又一次在内心坚定了自己的决心,马尔福终于收拾好心情,走出了教室。
第233章 邓布利多“老贼”要加害于我!(4k3)
小天狼星闯入城堡。
这件事情掀起的波澜其实没有想象的那么大,毕竟大部分的人都没有经历,也就没什么实感。

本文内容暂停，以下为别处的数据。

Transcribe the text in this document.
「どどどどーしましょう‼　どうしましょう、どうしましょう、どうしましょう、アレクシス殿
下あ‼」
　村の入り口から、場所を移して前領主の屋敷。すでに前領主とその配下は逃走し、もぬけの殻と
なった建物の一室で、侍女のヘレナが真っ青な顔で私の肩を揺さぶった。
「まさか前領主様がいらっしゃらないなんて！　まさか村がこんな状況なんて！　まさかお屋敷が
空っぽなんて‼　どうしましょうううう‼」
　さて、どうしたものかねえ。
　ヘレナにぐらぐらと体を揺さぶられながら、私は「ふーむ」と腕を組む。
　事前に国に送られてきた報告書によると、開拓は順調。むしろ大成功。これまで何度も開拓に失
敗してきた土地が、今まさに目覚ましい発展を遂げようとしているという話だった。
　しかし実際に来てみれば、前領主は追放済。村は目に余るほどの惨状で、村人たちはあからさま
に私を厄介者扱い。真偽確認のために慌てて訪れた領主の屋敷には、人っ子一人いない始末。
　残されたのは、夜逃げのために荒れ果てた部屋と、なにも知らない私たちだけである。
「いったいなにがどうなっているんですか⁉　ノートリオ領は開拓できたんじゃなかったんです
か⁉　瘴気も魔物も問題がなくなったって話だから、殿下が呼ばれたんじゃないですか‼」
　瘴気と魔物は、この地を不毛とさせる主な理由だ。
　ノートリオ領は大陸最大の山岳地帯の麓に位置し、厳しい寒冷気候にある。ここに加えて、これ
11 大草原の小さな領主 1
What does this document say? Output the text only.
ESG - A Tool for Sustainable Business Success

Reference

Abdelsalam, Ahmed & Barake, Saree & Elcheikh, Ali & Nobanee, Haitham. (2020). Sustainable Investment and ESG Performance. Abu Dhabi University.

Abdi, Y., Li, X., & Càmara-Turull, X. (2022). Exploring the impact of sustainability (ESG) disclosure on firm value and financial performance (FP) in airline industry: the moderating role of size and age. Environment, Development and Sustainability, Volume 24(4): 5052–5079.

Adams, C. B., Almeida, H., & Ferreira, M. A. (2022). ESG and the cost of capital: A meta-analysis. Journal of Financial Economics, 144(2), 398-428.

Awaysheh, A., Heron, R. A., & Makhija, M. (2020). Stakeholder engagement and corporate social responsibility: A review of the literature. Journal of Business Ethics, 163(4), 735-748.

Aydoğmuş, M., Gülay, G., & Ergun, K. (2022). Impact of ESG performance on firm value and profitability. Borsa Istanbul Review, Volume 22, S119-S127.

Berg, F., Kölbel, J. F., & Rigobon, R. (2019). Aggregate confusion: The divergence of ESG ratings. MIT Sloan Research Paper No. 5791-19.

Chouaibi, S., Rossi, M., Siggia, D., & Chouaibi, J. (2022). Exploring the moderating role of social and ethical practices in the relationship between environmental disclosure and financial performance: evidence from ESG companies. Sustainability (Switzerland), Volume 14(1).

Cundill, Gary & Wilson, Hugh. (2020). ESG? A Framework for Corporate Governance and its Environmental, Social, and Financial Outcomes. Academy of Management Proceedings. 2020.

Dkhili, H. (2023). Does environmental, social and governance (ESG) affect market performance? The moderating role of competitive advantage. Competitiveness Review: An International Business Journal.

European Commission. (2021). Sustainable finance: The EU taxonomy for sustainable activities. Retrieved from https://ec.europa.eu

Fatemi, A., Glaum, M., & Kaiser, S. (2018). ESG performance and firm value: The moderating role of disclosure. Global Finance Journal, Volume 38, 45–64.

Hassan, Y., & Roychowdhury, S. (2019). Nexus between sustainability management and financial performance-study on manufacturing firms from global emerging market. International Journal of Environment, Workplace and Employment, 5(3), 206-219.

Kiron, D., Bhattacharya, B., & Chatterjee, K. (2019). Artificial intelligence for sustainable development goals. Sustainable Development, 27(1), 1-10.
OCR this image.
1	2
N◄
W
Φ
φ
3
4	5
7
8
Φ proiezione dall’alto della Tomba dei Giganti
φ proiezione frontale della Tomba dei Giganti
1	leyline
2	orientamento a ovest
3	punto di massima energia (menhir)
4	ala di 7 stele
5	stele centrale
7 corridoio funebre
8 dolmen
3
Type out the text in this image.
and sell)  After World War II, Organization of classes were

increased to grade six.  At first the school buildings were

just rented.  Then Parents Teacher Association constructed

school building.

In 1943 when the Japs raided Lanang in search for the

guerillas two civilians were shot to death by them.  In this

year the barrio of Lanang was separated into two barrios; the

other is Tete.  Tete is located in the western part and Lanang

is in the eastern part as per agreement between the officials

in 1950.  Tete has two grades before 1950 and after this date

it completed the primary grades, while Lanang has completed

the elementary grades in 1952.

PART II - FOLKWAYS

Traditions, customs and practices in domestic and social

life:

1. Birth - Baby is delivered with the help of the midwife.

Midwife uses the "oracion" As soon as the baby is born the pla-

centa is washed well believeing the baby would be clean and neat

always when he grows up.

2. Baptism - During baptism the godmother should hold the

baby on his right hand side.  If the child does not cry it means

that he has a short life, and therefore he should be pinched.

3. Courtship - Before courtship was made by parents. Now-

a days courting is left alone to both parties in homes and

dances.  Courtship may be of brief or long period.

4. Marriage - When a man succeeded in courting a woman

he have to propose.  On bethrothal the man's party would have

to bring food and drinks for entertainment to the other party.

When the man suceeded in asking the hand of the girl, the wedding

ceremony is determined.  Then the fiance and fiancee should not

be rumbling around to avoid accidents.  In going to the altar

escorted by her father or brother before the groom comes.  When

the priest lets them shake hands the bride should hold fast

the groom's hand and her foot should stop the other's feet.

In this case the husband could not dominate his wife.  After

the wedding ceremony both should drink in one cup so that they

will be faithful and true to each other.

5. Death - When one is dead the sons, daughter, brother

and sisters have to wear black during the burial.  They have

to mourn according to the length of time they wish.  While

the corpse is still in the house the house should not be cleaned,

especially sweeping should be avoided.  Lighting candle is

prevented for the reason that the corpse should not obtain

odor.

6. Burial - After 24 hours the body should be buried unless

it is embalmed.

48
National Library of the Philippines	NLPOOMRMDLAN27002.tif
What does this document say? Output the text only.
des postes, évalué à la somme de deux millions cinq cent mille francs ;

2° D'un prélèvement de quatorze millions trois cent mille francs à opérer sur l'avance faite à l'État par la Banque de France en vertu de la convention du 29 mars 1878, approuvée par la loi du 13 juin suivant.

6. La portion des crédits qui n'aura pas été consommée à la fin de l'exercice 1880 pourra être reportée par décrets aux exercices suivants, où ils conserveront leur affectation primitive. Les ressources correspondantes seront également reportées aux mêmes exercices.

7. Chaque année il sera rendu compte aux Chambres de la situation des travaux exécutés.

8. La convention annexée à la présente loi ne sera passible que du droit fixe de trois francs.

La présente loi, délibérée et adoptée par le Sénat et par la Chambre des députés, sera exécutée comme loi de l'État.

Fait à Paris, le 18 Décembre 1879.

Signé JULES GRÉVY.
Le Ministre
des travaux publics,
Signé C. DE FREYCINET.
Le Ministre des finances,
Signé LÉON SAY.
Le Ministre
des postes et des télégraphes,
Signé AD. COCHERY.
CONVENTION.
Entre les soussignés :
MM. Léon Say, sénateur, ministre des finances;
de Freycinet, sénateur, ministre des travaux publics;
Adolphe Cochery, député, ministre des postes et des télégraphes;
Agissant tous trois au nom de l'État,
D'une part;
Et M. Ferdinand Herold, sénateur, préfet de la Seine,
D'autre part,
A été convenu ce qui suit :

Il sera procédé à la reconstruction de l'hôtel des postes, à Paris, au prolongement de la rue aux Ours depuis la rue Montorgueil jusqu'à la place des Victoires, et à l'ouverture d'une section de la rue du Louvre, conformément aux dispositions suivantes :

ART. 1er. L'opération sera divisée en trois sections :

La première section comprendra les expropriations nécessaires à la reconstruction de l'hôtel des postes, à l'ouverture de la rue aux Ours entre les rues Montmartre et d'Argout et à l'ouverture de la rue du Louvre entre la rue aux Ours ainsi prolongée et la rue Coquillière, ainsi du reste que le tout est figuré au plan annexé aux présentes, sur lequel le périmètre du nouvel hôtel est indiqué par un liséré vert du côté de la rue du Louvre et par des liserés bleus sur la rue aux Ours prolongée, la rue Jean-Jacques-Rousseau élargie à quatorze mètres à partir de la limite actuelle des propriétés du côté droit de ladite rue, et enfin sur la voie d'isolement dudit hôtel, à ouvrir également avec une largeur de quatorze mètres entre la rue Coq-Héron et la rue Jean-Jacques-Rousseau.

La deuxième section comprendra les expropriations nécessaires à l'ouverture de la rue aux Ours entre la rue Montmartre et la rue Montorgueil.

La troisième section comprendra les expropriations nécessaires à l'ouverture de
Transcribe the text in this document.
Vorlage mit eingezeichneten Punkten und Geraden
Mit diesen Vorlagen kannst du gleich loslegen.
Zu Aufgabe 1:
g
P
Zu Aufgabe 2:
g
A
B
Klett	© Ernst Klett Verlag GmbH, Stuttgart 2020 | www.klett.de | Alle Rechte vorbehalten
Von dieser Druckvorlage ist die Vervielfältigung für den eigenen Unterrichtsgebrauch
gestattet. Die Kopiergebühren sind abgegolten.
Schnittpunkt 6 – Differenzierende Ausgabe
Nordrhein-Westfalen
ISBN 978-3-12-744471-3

除了格兰芬多以外的学生,绝大部分小巫师不仅没有看见胖夫人画像的伤痕,也没有听到皮皮鬼的证词——
而以这群小巫师以讹传讹的能力……
甚至都没有等到第二天,只是当天晚上,礼堂里就已经有了“斯内普夜袭格休息室,胖夫人智计脱画像”的谣言。
至于为什么是斯内普?
这不是重点。
哪怕斯内普当时就坐在礼堂?
也不是重点。
毕竟这次掌握一手消息的群体是格兰芬多,不给斯内普找点事,他们是混身不舒服,于是,最近斯内普周身的气压又低了不少,而这样的结果会苦了谁呢?
……苦了哈利。
“咳咳……”
将口中比起之前还要难喝数倍的魔药面前咽进肚子,哈利不受控制地有些难受的想要干呕,但只是视线瞥见站在讲桌后看着他的斯内普,那幽黑的眼神让哈利强行憋住了呕吐的欲望,脸上的痛苦也在瞬间消失。
“好了。”
哈利自己都不知道面无表情的说出这两个字,究竟用了多大的毅力。
“……回你的位置。”
斯内普的沉默无比漫长,漫长到哈利感觉是不是已经过了一年之久,那面色阴鸷的男人才终于冷笑一声,在哈利期待的目光中轻轻地,上下动了动他那高贵的下巴,一看就是一周没洗的黑色油腻长发耷拉在脸颊,哈利终于忍不住了……
“呕——”
魔药远远没有没斯内普的脸恶心,最起码对他来说。
哈利终于确认了这一点。
……
“……哈利,你确定他给你喝那玩意不是为了害死你?”
目睹了全过程的罗恩眼角有些抽搐,他拿着小刀的手都有些颤抖——刚刚他正在切雏菊根,专心致志到连哈利是什么时候走上讲台都没注意,等他再次抬起头,就看见哈利一脸视死如归的灌下了那一杯……水泥?
“我不确定。”
哈利扯了扯嘴角,他现在属实不想和罗恩扯淡,胃里那股翻江倒海的感觉让他有些想死。